Armando hesitated. His father raised the folded belt, intending to crack him across the face as he always did now that Armando had begun resisting. Armando didn’t care anymore. He could take the pain in order to stand up to the abuse.
“You will feel the sting of my belt until you tell me where you keep your coin,” his father growled. “Now, boy!”
Armando stepped back. “No. No more.”
Papa came forward, swung the belt, and smacked the boy across the face with it. Armando fell backwards into the wall but kept his feet. Seeing his blows no longer knocked Armando to the ground, Papa threw down the belt and picked up a stick he kept in the house. He raised it to strike the boy, but his son pressed himself away from the wall, caught his arm in mid-swing, and wrenched the stick from his hand.
Armando looked his papa in the eyes. “Enough. No more.”
Papa staggered back. “Oh, big man now, eh?”
Armando threw the stick to the floor. “You can stay here, where I pay for the roof over our heads.” Armando pounded his chest. “But you can buy your own drink.” With that, he walked out. Armando knew he could not endure much more of this before father found a way to hurt him. He always did. Armando had grown old enough to be taken at any moment by the same men who had carried off his mother. I will not allow that to happen.

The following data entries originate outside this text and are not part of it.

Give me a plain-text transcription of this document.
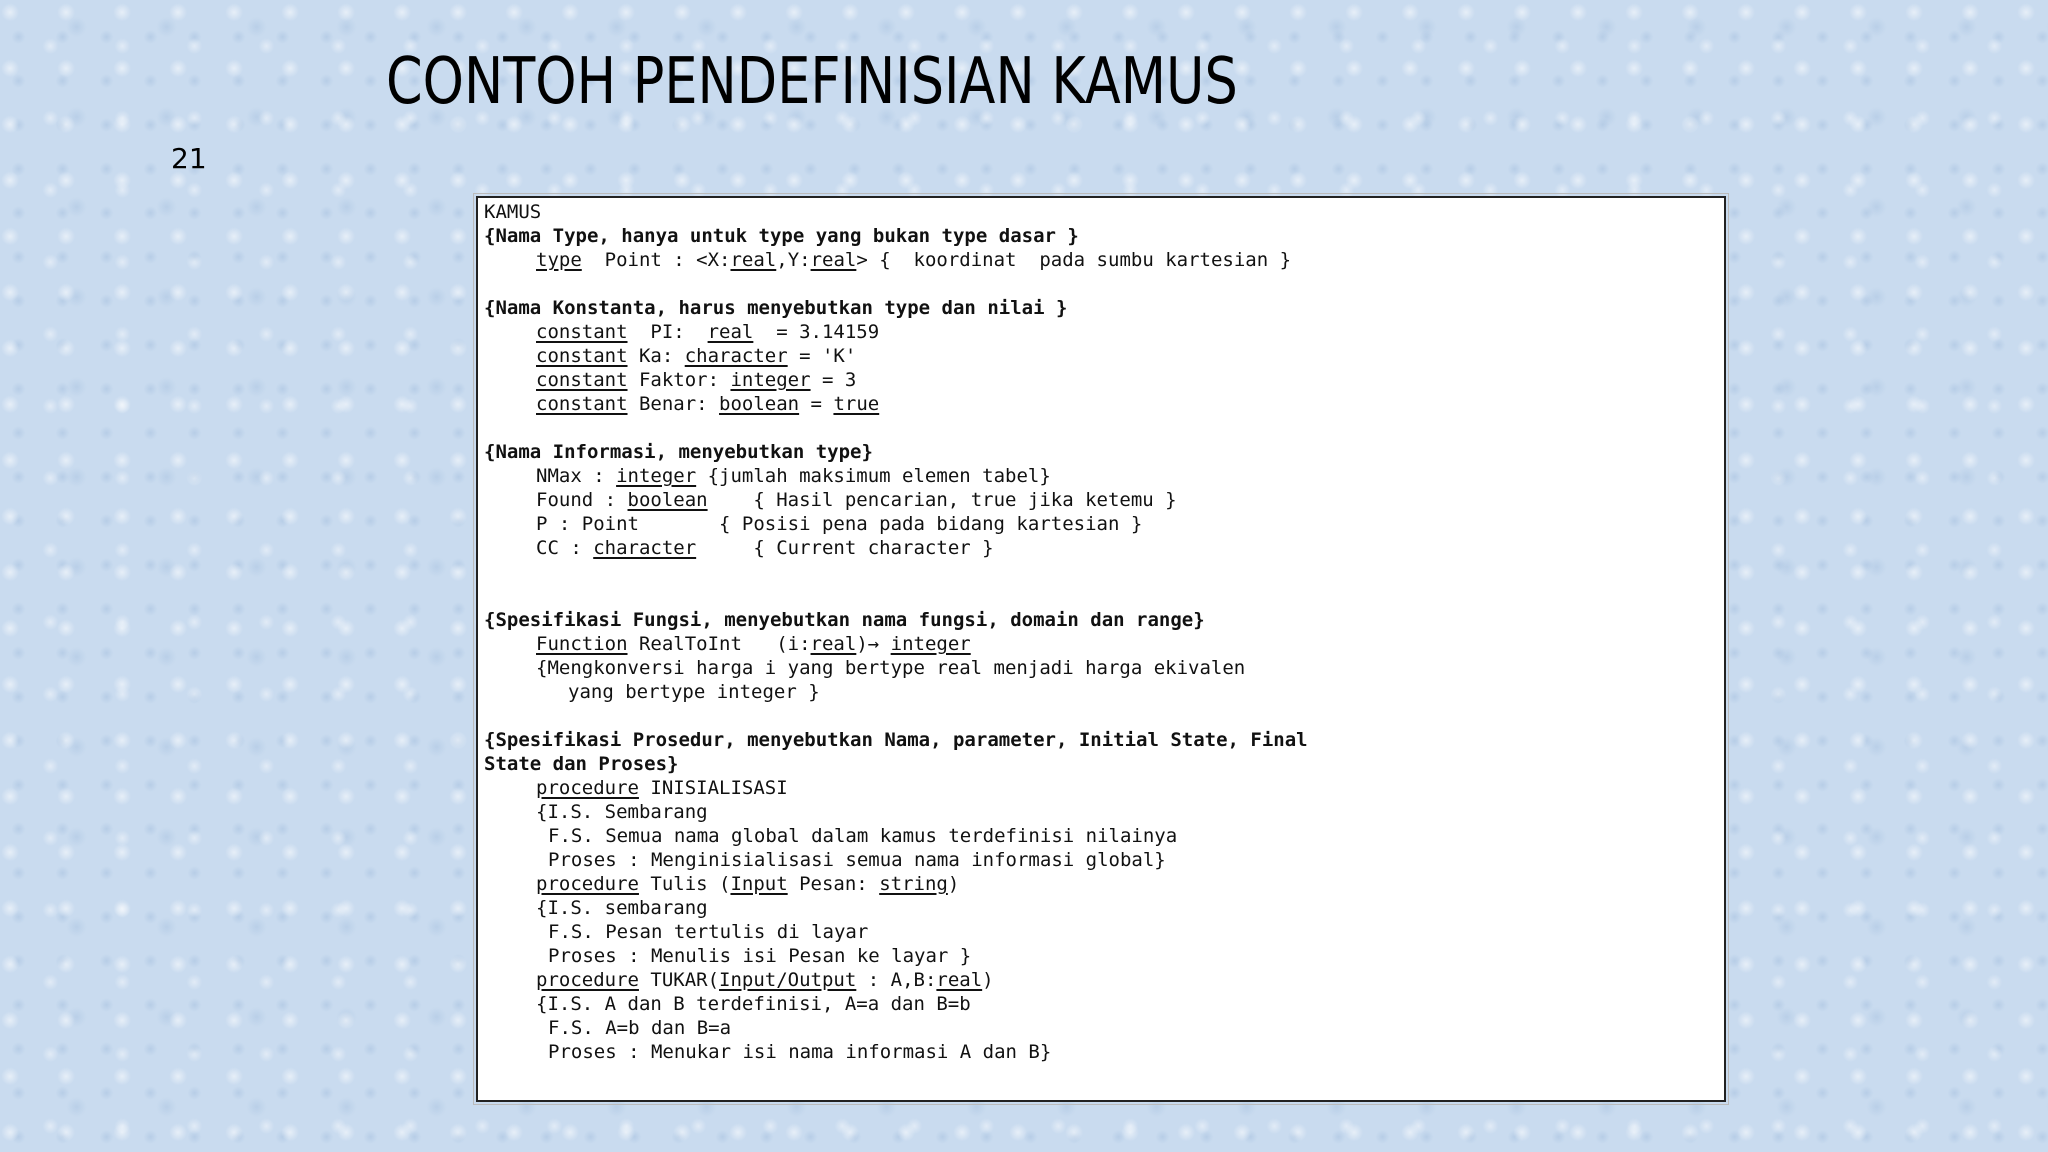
CONTOH PENDEFINISIAN KAMUS
21
KAMUS
{Nama Type, hanya untuk type yang bukan type dasar }
type  Point : <X:real,Y:real> {  koordinat  pada sumbu kartesian }
{Nama Konstanta, harus menyebutkan type dan nilai }
constant  PI:  real  = 3.14159
constant Ka: character = 'K'
constant Faktor: integer = 3
constant Benar: boolean = true
{Nama Informasi, menyebutkan type}
NMax : integer {jumlah maksimum elemen tabel}
Found : boolean    { Hasil pencarian, true jika ketemu }
P : Point       { Posisi pena pada bidang kartesian }
CC : character     { Current character }
{Spesifikasi Fungsi, menyebutkan nama fungsi, domain dan range}
Function RealToInt   (i:real)→ integer
{Mengkonversi harga i yang bertype real menjadi harga ekivalen
yang bertype integer }
{Spesifikasi Prosedur, menyebutkan Nama, parameter, Initial State, Final
State dan Proses}
procedure INISIALISASI
{I.S. Sembarang
F.S. Semua nama global dalam kamus terdefinisi nilainya
Proses : Menginisialisasi semua nama informasi global}
procedure Tulis (Input Pesan: string)
{I.S. sembarang
F.S. Pesan tertulis di layar
Proses : Menulis isi Pesan ke layar }
procedure TUKAR(Input/Output : A,B:real)
{I.S. A dan B terdefinisi, A=a dan B=b
F.S. A=b dan B=a
Proses : Menukar isi nama informasi A dan B}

Careful no one followed him, Armando went to the various places he stashed his coins and gathered them into one sack. He did not know how much he had but hoped it would be enough. He headed straight for the man-who-sits-behind-a-very-large-desk. He heard this man arranged passage to America. Armando had been saving all these years so that he might have a chance to escape a life sure to overwhelm him. He did not want to end up like his father, drunken and soulless.
The building was on the outskirts of the village, where a couple of drunken men sat guard on the front porch. He had been observing the comings and goings for some time and knew their weaknesses and openings. Making sure not to be seen, Armando snuck through a side door and walked into the man’s office.
As rumored, he faced a man sitting behind a very large desk. Armando immediately associated the confirmation of the rumors with this man as a trustworthy authority figure. He walked right up and set his bag of coins down with a clink clink. “I want to go to America.”
The man looked at the coins with a frown. “That is not enough.”
“But I have been saving for years, running errands like a dog.”
“Yes, I have heard of you.” The man paused. “But what will those men think when they learn I helped you leave?” The man leaned forward, scowling, and joined his hands on the large desk. Armando saw his tattoo—a scorpion, only different somehow... Like the man who hurt his mother.
Unnerved now, he muttered to the man, “Okay.” He reached for his bag of coins, but the man snatched them up.
“Hold on, hold on. Don’t be hasty. If we can get you out of here, you will owe us.”
“I do not like to owe,” Armando replied.
The man looked down at the bag of coins hungrily. “You are going to America. The land of opportunity where you can pay off your debt in a very short time.”
Armando hesitated.
The man narrowed his eyes. “It is the only way,” he pressed.
Armando looked away and tightened his lips before turning to look the man in the eyes, searching for any sign of truth.
The man smiled and put the coins on the table between them. He sat back and waved his hand dismissively, then returned his attention to papers on his desk.
Armando sighed. “Okay.”
“You have made a wise decision.” The man looked up and beamed. “But you must do exactly as I say. Come, we have a group leaving tonight. You will join them!”
𓂓
The compound was about an hour west of the warehouse. The Alphabet King made sure his men blindfolded Dewey and John for the ride. Two guards rode with them. ABCs rode in a second Excursion SUV with two more of his men. He demanded silence while they drove.